Researchers have recently noted the emergence of a new ransomware operator calling itself ‘Mindware’. The gang is thought to be responsible for a number of attacks beginning around March to April 2022, with suggestions that the malware was used to attack a not-for-profit mental health provider. Aside from targeting organizations in the Healthcare sector,  Mindware has posted data on its leaks site belonging to organizations in sectors such as Finance, Engineering and Manufacturing. Mindware has a number of overlaps with an earlier ransomware strain known as SFile (aka SFile2, Escal). In this post, we review how Mindware differs from other ransomware families, note its similarities to SFile, and provide technical indicators to aid threat hunters and detection teams.

Overview

According to one source, the Mindware gang first became active in March 2022. By April, the group was practicing double extortion and operating its own leaks site. Mindware received further attention in April when it was noted by a different researcher to have attacked a mental health provider.

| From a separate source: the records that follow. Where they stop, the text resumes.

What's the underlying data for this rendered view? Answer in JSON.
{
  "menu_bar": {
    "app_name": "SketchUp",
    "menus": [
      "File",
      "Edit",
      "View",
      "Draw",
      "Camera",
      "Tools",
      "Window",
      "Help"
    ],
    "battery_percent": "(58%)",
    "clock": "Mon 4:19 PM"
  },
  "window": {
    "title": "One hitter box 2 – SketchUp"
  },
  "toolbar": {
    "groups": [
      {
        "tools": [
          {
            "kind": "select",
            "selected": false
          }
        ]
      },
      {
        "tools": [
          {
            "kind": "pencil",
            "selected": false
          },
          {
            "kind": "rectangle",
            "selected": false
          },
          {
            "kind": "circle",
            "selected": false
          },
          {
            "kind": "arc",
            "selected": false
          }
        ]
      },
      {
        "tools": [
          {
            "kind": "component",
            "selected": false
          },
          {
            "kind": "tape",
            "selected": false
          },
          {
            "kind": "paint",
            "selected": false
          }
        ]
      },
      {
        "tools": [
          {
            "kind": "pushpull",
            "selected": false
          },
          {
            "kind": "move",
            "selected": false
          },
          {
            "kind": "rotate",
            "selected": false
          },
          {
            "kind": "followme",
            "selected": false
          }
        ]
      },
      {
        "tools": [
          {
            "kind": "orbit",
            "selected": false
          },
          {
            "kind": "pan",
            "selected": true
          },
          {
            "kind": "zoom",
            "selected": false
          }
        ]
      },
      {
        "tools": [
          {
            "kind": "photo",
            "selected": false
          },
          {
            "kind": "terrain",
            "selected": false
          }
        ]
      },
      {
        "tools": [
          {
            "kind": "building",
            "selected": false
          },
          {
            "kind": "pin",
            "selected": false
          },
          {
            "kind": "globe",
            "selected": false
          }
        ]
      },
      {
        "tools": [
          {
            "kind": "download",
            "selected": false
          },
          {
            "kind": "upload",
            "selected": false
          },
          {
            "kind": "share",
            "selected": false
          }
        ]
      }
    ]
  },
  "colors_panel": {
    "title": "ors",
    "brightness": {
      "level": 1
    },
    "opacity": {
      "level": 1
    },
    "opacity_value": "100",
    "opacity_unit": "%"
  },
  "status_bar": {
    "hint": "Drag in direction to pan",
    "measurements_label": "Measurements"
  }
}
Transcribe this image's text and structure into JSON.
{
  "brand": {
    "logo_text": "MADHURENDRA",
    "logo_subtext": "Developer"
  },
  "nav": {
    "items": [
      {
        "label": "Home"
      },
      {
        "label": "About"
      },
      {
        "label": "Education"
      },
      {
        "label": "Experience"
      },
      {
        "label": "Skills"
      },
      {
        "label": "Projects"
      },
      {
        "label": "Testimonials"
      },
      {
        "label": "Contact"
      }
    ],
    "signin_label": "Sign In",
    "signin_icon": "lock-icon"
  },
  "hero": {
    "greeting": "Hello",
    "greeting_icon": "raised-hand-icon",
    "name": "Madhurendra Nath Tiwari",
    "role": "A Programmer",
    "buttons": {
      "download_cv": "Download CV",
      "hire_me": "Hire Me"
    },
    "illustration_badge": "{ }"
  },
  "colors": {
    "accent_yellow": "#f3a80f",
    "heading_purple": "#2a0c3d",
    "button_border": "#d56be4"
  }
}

Mindware samples use a distinctive Reflective DLL injection technique. This, along with other indicators described below, show strong overlaps with SFile ransomware samples. Although we do not yet have specifics as to how Mindware attacks are initiated, SFile is known to use RDP bruteforce as an entry vector into an organization.

Each Mindware payload is configured for a specific target. Upon infection and successful execution, the payload drops a hardcoded ransomware note containing a combination of instructions and threats.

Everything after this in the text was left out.